Services provided by Finalto are only available to professional clients and eligible counterparties.

Group

Contact

Gal Kapanawa May 2026

During this time, Kapanawa also developed a personal rule he called the "Two-Sweat Rule" : If a system requires more than two minutes of manual intervention to recover from a breach, it is fundamentally flawed. This principle drives his later work in automated incident response. In 2017, after a near-fatal car accident in Virginia that many in the infosec community (only half-jokingly) attribute to a nation-state's attempt to silence him, Gal Kapanawa re-emerged. He founded a new company, Resonant Security , and released the Phoenix Protocol .

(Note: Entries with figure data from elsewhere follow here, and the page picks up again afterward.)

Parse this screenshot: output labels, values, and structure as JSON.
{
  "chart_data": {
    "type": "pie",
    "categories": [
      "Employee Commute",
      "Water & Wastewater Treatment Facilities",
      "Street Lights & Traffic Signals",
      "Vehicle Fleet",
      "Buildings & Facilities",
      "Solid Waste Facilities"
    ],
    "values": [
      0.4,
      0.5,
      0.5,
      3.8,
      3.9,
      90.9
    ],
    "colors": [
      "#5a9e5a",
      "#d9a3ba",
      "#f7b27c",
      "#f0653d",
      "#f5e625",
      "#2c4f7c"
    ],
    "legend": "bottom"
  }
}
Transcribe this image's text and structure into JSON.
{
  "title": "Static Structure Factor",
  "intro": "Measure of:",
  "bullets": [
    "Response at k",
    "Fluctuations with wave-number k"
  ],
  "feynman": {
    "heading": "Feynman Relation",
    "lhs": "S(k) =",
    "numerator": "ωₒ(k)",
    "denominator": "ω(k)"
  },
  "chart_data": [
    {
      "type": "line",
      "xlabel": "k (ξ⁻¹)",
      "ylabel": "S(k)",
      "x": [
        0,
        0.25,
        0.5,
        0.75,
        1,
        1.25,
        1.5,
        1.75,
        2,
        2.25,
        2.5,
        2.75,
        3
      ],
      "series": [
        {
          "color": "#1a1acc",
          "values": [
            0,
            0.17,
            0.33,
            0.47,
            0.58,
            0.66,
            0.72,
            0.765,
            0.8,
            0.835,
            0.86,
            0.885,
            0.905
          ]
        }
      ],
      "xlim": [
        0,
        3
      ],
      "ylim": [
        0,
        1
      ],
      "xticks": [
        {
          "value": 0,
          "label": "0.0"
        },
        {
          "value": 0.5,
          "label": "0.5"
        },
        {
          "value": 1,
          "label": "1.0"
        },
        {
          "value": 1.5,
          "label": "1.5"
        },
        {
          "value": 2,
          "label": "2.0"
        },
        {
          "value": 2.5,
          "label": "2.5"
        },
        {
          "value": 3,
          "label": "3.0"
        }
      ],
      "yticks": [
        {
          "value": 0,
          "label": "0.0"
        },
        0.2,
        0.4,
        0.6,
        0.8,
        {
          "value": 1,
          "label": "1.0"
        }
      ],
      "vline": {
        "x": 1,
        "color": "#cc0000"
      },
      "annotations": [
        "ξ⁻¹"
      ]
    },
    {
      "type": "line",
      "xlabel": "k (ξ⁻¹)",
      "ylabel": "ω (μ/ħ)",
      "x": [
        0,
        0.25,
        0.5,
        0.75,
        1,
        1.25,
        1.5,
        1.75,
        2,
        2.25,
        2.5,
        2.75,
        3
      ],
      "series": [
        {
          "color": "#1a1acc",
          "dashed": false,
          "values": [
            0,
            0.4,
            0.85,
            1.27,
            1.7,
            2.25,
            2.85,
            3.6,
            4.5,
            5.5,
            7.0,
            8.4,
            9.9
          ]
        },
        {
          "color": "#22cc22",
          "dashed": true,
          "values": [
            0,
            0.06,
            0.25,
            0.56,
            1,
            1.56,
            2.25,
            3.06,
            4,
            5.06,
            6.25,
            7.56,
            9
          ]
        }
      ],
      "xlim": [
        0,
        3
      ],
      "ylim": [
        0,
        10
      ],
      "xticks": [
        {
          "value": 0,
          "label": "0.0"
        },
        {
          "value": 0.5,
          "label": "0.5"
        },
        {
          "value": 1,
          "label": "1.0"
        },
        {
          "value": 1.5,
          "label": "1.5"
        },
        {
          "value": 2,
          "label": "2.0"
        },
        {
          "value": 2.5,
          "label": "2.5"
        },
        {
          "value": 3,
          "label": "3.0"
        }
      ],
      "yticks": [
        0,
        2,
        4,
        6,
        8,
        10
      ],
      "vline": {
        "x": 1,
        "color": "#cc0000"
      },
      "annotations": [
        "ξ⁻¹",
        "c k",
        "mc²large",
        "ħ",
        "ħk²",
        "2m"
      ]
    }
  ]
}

Critics called it dangerous. Proponents called it visionary. In 2019, a major ransomware gang using a variant of Ryuk penetrated a healthcare network protected by Phoenix Protocol. The gang spent three days encrypting fake patient records while the actual hospital ran normally on the cloned backup. The gang did not get paid. posted a single tweet after the incident: "Sometimes you don't fight the fire. You starve it of oxygen." Philosophy: The Ethics of Active Defense What sets Gal Kapanawa apart from other cybersecurity gurus is his unflinching stance on active defense. He famously refuses to call it "hacking back." In his 2020 keynote at Black Hat (his first and only public keynote), he stated: Gal Kapanawa

The product was initially dismissed as "too paranoid" by mainstream IT departments. But in late 2007, a sophisticated attack targeting three major European banks was silently thwarted by the Kernel hours before it could exfiltrate data. The banks couldn't discuss the attack publicly, but word spread through the security underground. had just predicted the rise of fileless malware years before it became a common threat. The Shadow Years: Government Consulting Between 2010 and 2016, public mentions of Gal Kapanawa vanished. His LinkedIn was deleted. His academic papers were removed from public databases. According to later leaks from the Edward Snowden documents (though his name is redacted in most releases), Kapanawa was recruited by a "Five Eyes" partner to design a cross-domain solution for air-gapped networks. During this time, Kapanawa also developed a personal

His big break came in the early 2000s. The world was grappling with the rise of widespread worms like Code Red and Nimda. While the industry focused on reactive antivirus definitions, argued for a radical premise: Assume breach. Trust nothing. Verify everything. This was the seed of what would later become the Zero Trust framework. The "Kapanawa Kernel" and the 2007 Breakthrough By 2005, Kapanawa had moved into the private sector, joining a then-obscure cybersecurity firm named Sillan Cybernetics . The company gave him a small team and a mandate to "build something unbreakable." He founded a new company, Resonant Security ,

But who is Gal Kapanawa? Depending on who you ask, the answer changes. To some, he is the genius who predicted the zero-trust architecture movement a decade before it became industry standard. To others, he is a ghost—a former intelligence operator who built some of the most resilient encryption protocols currently protecting global financial transactions. This article dives deep into the career, philosophy, and lasting impact of , a figure who redefined what it means to be a defender in the digital age. The Formative Years: From Mathematician to Operator Born in Tel Aviv in the late 1970s, Gal Kapanawa showed an early aptitude for pattern recognition and abstract mathematics. Unlike many of his peers who gravitated toward the flashy world of software development, Kapanawa was obsessed with vulnerability —not just in code, but in human systems.